Pour l’expérience analytique, il s’agit d’un savoir impossible sur l’Autre sexe et d’une vérité qui ne peut se dire toute : « c’est parce qu’il est impossible de la dire en son entier, qu’il en découle cette sorte de suspens, de faiblesse, d’incohérence séculaire dans le savoir, qui est proprement celle que dénonce et articule Descartes pour en détacher sa certitude du sujet»(4). En effet la clara perceptio de Descartes (l’idée claire emportant une supposée transparence dont le Dieu des vérités éternelles serait le garant) vient couvrir la béance vertigineuse d’un non-rapport à l’Autre de la parole. La thèse de Lacan est simple : « le sujet de l’inconscient est le sujet qui évite le savoir du sexe “(5), impossible à sonder pour des raisons topologiques ; la certitude désirée par Descartes se situe à ce niveau. C’est la lecture du cogito proposée par Lacan dans ses leçons, en 1965.
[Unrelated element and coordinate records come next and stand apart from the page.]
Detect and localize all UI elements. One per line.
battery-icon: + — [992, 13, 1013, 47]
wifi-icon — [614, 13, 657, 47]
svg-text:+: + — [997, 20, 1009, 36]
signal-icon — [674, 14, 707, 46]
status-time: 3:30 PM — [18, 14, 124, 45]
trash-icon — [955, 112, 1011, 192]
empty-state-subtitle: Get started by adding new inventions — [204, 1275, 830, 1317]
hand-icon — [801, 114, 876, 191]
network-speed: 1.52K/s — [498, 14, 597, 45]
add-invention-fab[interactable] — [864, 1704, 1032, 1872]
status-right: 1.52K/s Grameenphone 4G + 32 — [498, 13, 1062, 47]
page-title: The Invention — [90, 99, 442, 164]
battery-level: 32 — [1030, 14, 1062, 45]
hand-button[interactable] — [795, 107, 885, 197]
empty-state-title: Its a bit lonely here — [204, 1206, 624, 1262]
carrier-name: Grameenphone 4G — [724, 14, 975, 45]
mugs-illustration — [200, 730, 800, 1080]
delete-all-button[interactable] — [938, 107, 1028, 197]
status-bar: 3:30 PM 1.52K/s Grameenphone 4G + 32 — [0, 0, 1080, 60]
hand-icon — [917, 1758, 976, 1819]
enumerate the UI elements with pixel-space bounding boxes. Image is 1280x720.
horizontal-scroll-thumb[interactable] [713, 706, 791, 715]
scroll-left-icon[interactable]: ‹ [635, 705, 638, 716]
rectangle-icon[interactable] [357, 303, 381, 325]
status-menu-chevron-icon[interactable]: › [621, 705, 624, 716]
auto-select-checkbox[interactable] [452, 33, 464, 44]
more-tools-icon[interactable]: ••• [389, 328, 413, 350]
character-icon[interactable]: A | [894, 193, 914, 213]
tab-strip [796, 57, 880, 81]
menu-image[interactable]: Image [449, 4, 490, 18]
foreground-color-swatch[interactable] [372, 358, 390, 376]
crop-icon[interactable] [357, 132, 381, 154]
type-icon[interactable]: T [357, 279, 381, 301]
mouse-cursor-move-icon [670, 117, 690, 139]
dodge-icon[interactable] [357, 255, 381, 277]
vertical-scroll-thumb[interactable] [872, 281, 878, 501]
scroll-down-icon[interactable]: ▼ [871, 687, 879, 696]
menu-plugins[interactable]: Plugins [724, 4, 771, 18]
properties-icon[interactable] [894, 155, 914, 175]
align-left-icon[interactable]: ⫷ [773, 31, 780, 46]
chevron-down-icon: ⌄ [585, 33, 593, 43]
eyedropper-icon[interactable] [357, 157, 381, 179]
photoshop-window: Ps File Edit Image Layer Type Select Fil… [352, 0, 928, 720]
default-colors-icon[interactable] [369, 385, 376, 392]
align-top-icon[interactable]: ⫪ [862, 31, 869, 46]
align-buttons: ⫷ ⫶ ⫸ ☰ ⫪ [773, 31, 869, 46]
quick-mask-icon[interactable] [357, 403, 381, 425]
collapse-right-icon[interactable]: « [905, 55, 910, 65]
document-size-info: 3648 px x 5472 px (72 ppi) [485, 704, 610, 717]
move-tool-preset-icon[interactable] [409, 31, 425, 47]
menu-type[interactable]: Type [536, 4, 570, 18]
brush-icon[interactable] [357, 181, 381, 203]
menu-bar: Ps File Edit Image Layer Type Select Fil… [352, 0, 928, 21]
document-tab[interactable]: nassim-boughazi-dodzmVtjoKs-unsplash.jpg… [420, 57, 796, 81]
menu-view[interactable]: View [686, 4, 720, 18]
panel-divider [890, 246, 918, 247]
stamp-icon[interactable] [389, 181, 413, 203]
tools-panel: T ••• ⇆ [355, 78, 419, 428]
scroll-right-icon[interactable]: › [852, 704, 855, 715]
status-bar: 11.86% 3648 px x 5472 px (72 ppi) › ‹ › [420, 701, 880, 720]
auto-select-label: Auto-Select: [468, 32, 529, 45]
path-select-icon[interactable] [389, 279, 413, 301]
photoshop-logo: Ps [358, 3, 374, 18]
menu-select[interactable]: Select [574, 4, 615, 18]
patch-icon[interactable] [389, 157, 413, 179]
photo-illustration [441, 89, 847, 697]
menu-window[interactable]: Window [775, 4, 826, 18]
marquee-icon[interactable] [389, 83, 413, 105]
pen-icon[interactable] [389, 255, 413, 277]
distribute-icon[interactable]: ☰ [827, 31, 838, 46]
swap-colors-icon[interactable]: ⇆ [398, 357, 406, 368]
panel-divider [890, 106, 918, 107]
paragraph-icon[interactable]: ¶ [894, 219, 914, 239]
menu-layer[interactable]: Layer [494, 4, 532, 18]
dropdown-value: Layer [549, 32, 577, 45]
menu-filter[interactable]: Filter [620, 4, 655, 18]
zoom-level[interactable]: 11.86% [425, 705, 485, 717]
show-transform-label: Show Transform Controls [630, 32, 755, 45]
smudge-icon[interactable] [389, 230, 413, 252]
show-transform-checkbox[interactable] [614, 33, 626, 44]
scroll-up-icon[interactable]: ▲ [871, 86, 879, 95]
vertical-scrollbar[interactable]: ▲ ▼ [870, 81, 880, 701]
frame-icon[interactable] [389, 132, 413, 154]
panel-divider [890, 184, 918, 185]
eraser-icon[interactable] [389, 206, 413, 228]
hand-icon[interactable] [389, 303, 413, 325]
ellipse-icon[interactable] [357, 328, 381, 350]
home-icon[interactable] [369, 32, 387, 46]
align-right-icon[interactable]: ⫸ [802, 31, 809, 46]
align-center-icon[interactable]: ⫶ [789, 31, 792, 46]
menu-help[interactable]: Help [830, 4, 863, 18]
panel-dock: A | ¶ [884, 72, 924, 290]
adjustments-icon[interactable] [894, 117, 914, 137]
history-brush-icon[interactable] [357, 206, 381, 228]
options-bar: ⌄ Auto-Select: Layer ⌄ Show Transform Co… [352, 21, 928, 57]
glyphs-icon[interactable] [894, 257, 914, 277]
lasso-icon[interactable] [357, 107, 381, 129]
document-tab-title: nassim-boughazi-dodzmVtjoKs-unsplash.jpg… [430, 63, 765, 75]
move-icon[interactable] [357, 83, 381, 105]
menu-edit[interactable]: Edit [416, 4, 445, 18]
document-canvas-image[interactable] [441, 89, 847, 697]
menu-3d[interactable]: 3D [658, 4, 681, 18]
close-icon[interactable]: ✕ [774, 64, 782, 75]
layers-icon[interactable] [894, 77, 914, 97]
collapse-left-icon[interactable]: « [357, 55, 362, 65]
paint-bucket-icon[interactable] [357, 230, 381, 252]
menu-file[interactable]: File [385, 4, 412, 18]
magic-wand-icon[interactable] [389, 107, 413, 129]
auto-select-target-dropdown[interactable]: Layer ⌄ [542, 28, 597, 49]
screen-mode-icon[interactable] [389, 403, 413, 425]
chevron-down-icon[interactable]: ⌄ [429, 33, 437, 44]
Le film Minority Report nous porte au coeur de cette problématique épineuse nouée aux effets subséquents à une volonté de transparence. Pour la psychanalyse, l’inconscient n’est pas identifiable à l’image confuse qu’on peut se faire d’un destin que l’on projette à l’occasion dans une constellation éthérée d’archétypes à la Jung. La contingence est d’abord celle d’un dire qui fait l’événement contingent comme tel(6) et dont les effets sont incalculables ; elle n’est donc pas dans les choses que l’on suppose, dans une certaine perspective scientiste, comme indépendantes des effets de langage dont elles sont pourtant les conséquences. Situer la vérité dans des choses prises comme antérieures à la prise du langage, telle est la passion semblant animer les protagonistes mis en scène par Spielberg dans son film.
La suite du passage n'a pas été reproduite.